Weak or stolen passwords are the first point of entry for 80% of breaches, so it’s critical enterprises get a handle on their password management.
Building an effective password policy can be a challenge for enterprises, because of the need to be able to balance security against convenience. Lean too much towards convenience and you will likely lose security. On the other hand, lean too much towards security and no one will adhere to it.
Regardless of that, effective password is essential when you’re managing IT networks. In its 2016 Data Breach Investigations Report, Verizon stated that, “63% of confirmed data breaches involved leveraging weak, stolen, or default passwords.” In 2017, Verizon suggested that figure had risen to 81%. In spite of this, users often fail to see the importance of frequently changed, complex passwords – possibly because it is not properly communicated to them. Here are three simple things that should help put the need for passwords into perspective:
- Network Security – Weak passwords mean the bad guys have an easy way into the company infrastructure.
- Accountability – User authentication allows the IT department to track who has done what on company systems. Password security needs to be taken seriously, otherwise you can’t be sure that staff members aren’t using each other’s passwords, which could lead to people being accused of things they haven’t done.
- Internal Confidentiality – Data breaches can result from little more than a password being roundly known by people, either because someone has shared it or because they have left it on a “Post-it” note attached to their monitor.
Once you’ve convinced your staff they need to take password management seriously, here are some best practice tips to help you set a solid enterprise password management policy.
Complexity is good, change maybe not so
In this case, complex means long and random. Most systems ask for a minimum eight-character password, however it’s worth bearing in mind that even if this password includes upper case, lower case, numbers and special characters a supercomputer or botnet could crack this in around four hours – so if someone wanted to break the password they could. Up that to 10 characters, and that figures rises to three years, with the additional permutations. If you push that up to 16, then you can be pretty certain it’s going to take a VERY long time for anyone to hack your password.
As we intimated, there needs to be a mixture of upper and lower case, alphanumeric and special characters. But you should warn people against being tempted to just do anything like changing “Star Wars A New Hope” to “5!@rW@r5An3wh0p3” – certainly for business critical systems. While it’s a lot better than a dictionary word it’s still not random. The best passwords are created using a genuine random password generator, and these should definitely be used to create your business critical application passwords. For those needing access to multiple systems, like IT admins, using an enterprise-grade password management solution will ensure they can still easily access what they need.

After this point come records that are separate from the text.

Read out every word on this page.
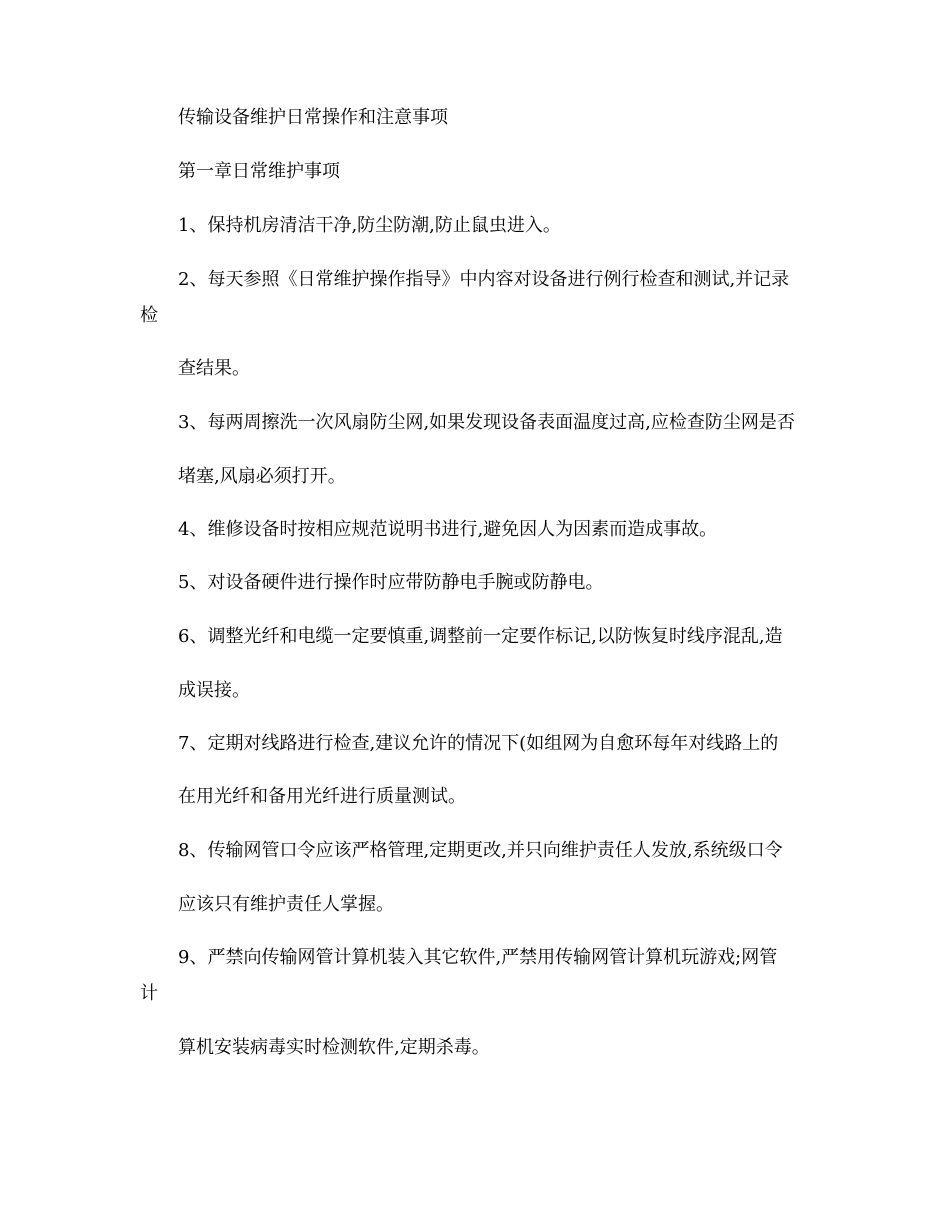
传输设备维护日常操作和注意事项
第一章日常维护事项
1、保持机房清洁干净,防尘防潮,防止鼠虫进入。
2、每天参照《日常维护操作指导》中内容对设备进行例行检查和测试,并记录
检
查结果。
3、每两周擦洗一次风扇防尘网,如果发现设备表面温度过高,应检查防尘网是否
堵塞,风扇必须打开。
4、维修设备时按相应规范说明书进行,避免因人为因素而造成事故。
5、对设备硬件进行操作时应带防静电手腕或防静电。
6、调整光纤和电缆一定要慎重,调整前一定要作标记,以防恢复时线序混乱,造
成误接。
7、定期对线路进行检查,建议允许的情况下(如组网为自愈环每年对线路上的
在用光纤和备用光纤进行质量测试。
8、传输网管口令应该严格管理,定期更改,并只向维护责任人发放,系统级口令
应该只有维护责任人掌握。
9、严禁向传输网管计算机装入其它软件,严禁用传输网管计算机玩游戏;网管
计
算机安装病毒实时检测软件,定期杀毒。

Many companies set regular password changing policies at 30, 60 or 90 days. While it’s the accepted norm this isn’t necessarily a good thing. According to the UK’s Information Commissioner’s Office (ICO) says: “You should only set password expirations if they are absolutely necessary for your particular circumstances. Regular expiry often causes people to change a single strong password for a series of weak passwords. As a general rule, get your users to create a strong initial password and only change them if there are pressing reasons, such as a personal data breach.” (https://ico.org.uk/for-organisations/guide-to-data-protection/guide-to-the-general-data-protection-regulation-gdpr/security/passwords-in-online-services/)
Use two-factor authentication (2FA) wherever you can
Put simply, not relying purely on single passwords for protection is a good thing. Implementing 2FA, gives a layered approach removing the dangers of a single point of failure. Also, by adding the ability to apply a token, whether it’s through hardware or via a code-generating app, you introduce a device that the user has into the access equation, alongside something they know (the password).
Don’t set your policy in stone
As you can tell from the ICO guidance on passwords above, the thinking on passwords changes. So, your policy should be able to change too. Make sure it is dynamic and can change with times. This means it needs to be both event and intelligence driven.
You should not be in a position where you are to update it as and when required. Equally, don’t be afraid to let all staff members know when it has been changed (and even when it hasn’t). There is no point in having a policy if no one knows about it. So make sure you are educating staff throughout the company – including the board. Password policy applies to everyone.